As Kelly has performed in concert halls around the world, she has found that at the shelter, the emotional connection to music is palpable.

For example, she once played Brahms’ A minor quartet at the refuge, and “in seven bars the audience in the front row leaned forward,” she said. “They were looking at us back and forth, to follow every line. In seven or eight bars, they were cheering the rise and fall of the phrases. And in half a page, another listener burst into tears.
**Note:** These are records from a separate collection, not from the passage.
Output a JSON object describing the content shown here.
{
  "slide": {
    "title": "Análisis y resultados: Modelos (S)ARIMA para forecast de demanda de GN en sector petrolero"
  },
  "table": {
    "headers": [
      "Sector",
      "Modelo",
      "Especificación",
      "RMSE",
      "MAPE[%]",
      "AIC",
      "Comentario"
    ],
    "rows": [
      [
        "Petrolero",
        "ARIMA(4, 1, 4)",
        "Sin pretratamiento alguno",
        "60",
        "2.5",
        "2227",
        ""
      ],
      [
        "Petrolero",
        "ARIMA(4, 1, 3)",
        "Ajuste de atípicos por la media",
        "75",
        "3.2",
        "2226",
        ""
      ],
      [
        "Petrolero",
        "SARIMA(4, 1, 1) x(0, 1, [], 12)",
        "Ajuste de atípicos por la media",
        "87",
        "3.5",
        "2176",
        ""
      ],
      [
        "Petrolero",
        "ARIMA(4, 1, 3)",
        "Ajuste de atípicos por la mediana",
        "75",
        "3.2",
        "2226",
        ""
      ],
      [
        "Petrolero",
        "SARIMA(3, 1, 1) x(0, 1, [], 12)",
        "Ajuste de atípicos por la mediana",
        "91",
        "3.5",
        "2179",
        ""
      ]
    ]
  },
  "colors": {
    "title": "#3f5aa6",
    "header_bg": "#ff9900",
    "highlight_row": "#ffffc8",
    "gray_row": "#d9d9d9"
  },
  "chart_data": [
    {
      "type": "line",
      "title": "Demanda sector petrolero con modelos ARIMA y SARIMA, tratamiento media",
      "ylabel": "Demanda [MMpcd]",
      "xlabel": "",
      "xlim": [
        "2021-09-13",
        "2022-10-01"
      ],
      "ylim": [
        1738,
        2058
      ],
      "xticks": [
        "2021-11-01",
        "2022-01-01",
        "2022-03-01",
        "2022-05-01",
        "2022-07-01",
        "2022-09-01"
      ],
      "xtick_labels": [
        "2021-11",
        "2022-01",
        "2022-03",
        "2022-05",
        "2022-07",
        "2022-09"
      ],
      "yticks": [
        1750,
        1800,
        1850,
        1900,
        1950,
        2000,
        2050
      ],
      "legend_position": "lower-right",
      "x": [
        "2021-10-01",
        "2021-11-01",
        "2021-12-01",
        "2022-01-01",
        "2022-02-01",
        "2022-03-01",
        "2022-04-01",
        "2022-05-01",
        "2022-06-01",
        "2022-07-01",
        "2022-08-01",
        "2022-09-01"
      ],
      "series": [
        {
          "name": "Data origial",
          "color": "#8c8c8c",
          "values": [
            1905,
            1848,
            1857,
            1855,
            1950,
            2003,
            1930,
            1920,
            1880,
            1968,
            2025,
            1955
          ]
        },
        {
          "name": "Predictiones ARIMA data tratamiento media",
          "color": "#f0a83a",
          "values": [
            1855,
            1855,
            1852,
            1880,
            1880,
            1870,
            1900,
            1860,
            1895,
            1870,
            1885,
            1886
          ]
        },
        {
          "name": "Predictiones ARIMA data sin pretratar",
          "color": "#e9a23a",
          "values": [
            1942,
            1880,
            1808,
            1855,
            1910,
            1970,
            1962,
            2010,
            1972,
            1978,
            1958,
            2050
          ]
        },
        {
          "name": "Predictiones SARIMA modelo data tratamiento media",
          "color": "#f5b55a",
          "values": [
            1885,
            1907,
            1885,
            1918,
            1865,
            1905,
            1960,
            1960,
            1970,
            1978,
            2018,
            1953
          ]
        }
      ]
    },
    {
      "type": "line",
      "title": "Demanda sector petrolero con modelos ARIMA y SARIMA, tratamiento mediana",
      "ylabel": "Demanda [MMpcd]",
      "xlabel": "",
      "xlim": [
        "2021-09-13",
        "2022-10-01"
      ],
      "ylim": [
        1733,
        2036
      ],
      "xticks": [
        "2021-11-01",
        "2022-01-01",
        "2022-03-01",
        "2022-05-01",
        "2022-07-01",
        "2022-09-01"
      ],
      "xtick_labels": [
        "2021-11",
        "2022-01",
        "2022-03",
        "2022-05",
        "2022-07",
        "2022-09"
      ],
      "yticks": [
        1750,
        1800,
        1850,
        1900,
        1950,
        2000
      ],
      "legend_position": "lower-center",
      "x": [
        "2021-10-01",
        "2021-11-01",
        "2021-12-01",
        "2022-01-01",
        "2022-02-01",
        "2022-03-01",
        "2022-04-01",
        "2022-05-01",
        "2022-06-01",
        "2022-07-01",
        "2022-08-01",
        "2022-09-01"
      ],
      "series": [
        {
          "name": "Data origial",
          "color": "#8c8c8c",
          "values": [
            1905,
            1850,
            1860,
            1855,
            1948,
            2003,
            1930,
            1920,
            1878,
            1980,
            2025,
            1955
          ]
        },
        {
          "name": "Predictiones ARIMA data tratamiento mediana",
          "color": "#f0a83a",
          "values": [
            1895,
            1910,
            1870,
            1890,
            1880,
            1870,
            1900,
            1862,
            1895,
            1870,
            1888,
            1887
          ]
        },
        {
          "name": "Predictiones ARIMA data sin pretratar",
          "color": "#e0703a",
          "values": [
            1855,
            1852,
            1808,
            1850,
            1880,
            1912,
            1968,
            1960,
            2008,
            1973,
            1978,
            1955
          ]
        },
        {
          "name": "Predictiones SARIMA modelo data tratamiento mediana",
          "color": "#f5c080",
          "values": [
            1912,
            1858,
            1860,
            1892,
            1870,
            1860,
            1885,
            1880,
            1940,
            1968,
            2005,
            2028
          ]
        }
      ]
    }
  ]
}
I feel so deeply about that Brahms music, and there we were, playing for an audience of people in a homeless shelter who were just as emotional as we were, and that ultimately changed our performance.

While some people may attend classical concerts for social reasons, the feedback Kelly receives from clients at the homeless shelter is 100% about the music and the performance. “You know it really hits the mark, and it will make you want to come back again and again,” she said. “These are people who are in a particularly receptive, emotional and vulnerable state. They understand right away.”

Kelly officially founded Music Kitchen in 2015, with a mission “to bring together the best professional musicians to share the inspiring, therapeutic and uplifting power of music with people experiencing homelessness,” Kelly said. “I believe that a refuge exists to provide not only physical but emotional and spiritual support to those who, for whatever reason, have lost the foundations of their homes and communities.” Since then, Music Kitchen has served over 30,000 clients in 10 shelters in New York and Los Angeles.

After each concert, Kelly collected thoughts and reactions from homeless shelter clients, who recorded them on colorful cards. When she started reading them, she was deeply moved. “Roaming doesn’t have one voice. It doesn’t have one style and it doesn’t have one look,” she said. “It’s been really fascinating for me to see what people call out to.” Some excerpts from these comments:

  • “Even in the darkest times, these ropes give hope.”
  • “You made my day.”
  • “Your music claims my soul – I need more music than you play, it keeps my mind stress free.”
  • “I have never been so close to a violin, so emotional…Music Kitchen has been a blessing to my starving body and soul. How do I get the violin to speak like that?”
  • “You have a way of taking my troubles, my poison, and turning it into medicine. What kind of men can stand still when you play?”
  • “Music is love, it is the awakening of freedom…”

“I collected hundreds of these comments,” Kelly said, “and that’s what gave me the idea to create ‘Forgotten Voices,’ to celebrate and elevate their voices.”

With support from Carnegie Hall, Music Kitchen commissioned composers to create songs based on these words. Each song in the cycle received its world premiere in a shelter, starting in 2018 and premiering monthly.

For Kelly, the many gigs she performed for Music Kitchen were “a true commitment to the idea that classical music is for everyone,” she said. “It shows me, every time, how true it is.”